Prerequisites for Deployment

Before starting the deployment process, ensure you have the following prerequisites in place:

  • Access to the Sourcegraph Cody API source code or Docker image
  • Docker installed on your system for Docker deployments
  • Kubernetes cluster configured with kubectl access
  • Persistent storage solutions for data persistence
  • Proper network configurations and firewalls

Deploying with Docker

Docker provides a straightforward way to deploy the Cody API locally or on a server. Follow these steps:

Pulling the Docker Image

Start by pulling the latest Cody API image from the Docker registry:

docker pull sourcegraph/cody-api:latest

Running the Container

Run the Docker container with appropriate port mappings and environment variables:

docker run -d -p 8080:8080 --name cody-api \\
  -e "CONFIG_VAR=value" \\
  sourcegraph/cody-api:latest

Deploying with Kubernetes

Kubernetes deployment offers scalability and resilience. Follow these steps to deploy Cody API on your cluster:

Creating a Deployment Manifest

Define a deployment YAML file named cody-api-deployment.yaml:

apiVersion: apps/v1
kind: Deployment
metadata:
  name: cody-api-deployment
spec:
  replicas: 3
  selector:
    matchLabels:
      app: cody-api
  template:
    metadata:
      labels:
        app: cody-api
    spec:
      containers:
      - name: cody-api
        image: sourcegraph/cody-api:latest
        ports:
        - containerPort: 8080
        env:
        - name: CONFIG_VAR
          value: "value"

Applying the Deployment

Apply the deployment to your Kubernetes cluster:

kubectl apply -f cody-api-deployment.yaml

Creating a Service

Expose the Cody API deployment with a service:

apiVersion: v1
kind: Service
metadata:
  name: cody-api-service
spec:
  type: LoadBalancer
  ports:
  - port: 80
    targetPort: 8080
  selector:
    app: cody-api

Apply the service configuration:

kubectl apply -f cody-api-service.yaml

Post-Deployment Considerations

After deploying the Cody API, verify its status and ensure it is accessible.

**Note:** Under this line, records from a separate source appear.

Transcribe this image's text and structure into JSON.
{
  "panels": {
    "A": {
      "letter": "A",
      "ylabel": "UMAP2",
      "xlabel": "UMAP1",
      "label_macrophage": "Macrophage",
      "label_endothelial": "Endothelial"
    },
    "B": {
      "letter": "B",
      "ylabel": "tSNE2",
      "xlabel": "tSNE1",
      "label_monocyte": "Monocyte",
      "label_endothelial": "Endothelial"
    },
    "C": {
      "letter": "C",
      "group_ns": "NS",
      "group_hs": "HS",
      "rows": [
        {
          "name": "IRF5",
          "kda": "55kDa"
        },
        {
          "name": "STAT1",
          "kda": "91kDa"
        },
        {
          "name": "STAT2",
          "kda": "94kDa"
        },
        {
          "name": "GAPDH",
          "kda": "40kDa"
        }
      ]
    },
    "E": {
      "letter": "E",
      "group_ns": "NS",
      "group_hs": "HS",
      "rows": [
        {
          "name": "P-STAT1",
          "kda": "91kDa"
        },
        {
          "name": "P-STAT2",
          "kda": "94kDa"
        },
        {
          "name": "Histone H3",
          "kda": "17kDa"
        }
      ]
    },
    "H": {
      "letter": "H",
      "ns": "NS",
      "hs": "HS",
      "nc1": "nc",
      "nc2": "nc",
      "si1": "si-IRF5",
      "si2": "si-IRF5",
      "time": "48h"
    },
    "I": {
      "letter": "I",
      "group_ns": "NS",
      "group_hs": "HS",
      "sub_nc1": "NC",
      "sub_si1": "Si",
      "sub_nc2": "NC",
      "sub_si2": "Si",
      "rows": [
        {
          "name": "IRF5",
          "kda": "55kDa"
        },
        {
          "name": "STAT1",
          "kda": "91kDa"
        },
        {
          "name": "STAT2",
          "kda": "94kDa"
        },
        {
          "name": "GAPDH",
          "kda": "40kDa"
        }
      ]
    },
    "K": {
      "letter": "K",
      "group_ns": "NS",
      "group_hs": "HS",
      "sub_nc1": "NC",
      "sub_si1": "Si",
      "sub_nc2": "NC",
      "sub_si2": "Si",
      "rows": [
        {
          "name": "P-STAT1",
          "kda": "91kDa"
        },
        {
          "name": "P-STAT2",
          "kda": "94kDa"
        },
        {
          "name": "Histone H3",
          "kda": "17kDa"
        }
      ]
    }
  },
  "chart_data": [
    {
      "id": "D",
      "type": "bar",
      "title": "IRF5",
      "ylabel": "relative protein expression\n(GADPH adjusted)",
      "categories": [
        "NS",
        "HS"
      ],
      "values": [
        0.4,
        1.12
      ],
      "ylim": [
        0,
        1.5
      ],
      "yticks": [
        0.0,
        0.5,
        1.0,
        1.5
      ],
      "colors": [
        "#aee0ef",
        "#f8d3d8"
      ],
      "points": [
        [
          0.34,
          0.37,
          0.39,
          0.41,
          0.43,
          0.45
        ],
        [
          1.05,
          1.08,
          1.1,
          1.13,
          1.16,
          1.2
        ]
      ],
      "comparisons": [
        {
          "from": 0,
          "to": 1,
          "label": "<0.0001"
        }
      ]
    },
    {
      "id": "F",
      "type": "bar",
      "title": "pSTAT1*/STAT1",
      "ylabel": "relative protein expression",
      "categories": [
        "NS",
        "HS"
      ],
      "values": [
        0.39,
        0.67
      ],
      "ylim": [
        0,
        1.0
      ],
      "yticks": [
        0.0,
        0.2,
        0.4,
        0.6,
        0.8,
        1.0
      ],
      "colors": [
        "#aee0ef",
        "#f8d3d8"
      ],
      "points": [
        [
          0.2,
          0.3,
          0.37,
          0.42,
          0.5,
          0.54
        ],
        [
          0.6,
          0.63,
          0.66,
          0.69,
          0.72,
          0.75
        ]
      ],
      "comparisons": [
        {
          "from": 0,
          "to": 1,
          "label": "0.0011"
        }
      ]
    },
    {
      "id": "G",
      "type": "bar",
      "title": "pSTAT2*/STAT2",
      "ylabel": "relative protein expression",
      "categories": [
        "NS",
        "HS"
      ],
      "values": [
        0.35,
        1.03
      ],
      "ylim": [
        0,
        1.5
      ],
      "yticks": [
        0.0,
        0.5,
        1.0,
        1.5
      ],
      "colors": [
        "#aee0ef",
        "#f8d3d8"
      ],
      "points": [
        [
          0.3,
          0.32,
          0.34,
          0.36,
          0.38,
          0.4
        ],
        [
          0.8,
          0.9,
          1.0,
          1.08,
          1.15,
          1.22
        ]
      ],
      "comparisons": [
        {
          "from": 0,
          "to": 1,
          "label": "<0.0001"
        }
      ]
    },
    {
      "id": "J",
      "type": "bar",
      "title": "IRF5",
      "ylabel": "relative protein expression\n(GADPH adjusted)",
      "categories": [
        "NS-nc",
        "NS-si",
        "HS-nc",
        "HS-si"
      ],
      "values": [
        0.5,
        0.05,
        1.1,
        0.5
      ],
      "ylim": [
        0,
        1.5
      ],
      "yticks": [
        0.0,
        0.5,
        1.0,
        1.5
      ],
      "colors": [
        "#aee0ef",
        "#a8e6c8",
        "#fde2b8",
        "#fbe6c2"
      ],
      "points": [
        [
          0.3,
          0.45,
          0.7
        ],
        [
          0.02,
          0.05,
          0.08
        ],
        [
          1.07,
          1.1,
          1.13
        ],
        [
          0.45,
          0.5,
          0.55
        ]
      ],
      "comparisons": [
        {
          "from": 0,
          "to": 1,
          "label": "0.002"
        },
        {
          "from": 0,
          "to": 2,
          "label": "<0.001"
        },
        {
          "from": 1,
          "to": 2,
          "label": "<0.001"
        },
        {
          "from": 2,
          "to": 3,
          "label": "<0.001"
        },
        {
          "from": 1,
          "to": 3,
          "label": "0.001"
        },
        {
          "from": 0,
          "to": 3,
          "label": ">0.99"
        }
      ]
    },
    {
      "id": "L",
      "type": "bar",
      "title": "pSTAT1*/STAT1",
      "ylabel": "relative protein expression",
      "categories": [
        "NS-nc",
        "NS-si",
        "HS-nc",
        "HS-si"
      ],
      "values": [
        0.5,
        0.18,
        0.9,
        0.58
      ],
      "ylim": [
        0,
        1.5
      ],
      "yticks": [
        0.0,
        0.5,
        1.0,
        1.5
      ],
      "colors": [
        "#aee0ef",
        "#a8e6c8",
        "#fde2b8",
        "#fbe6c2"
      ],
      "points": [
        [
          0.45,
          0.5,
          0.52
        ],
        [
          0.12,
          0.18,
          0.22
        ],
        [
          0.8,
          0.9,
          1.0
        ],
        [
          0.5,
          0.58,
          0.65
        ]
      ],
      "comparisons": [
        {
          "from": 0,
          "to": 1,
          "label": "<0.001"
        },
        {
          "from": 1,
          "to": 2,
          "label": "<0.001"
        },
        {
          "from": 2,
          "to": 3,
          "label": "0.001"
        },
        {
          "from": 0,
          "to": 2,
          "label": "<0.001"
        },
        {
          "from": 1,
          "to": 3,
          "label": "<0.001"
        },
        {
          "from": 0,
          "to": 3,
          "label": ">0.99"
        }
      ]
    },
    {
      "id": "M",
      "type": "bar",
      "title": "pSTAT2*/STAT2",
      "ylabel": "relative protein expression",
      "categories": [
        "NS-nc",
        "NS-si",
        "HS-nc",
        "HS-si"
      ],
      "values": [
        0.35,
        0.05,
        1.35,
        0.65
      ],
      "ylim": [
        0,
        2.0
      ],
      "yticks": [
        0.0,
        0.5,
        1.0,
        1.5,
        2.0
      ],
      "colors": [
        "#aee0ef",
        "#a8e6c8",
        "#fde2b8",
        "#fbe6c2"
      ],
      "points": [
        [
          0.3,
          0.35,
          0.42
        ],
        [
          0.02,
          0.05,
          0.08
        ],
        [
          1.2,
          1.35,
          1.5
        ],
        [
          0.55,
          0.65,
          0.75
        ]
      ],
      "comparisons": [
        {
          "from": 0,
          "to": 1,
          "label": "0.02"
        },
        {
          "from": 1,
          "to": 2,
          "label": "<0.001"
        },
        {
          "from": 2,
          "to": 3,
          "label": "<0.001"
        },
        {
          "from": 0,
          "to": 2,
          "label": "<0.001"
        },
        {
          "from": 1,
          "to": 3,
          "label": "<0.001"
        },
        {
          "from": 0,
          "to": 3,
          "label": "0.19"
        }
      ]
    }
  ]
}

Monitor logs and performance metrics regularly. For production environments, consider setting up auto-scaling and persistent storage solutions to handle load and data durability.

Conclusion

Deploying the Sourcegraph Cody API using Docker or Kubernetes allows flexible integration into various development workflows. Choose the deployment method that best fits your infrastructure and scale requirements to enhance your code intelligence capabilities effectively.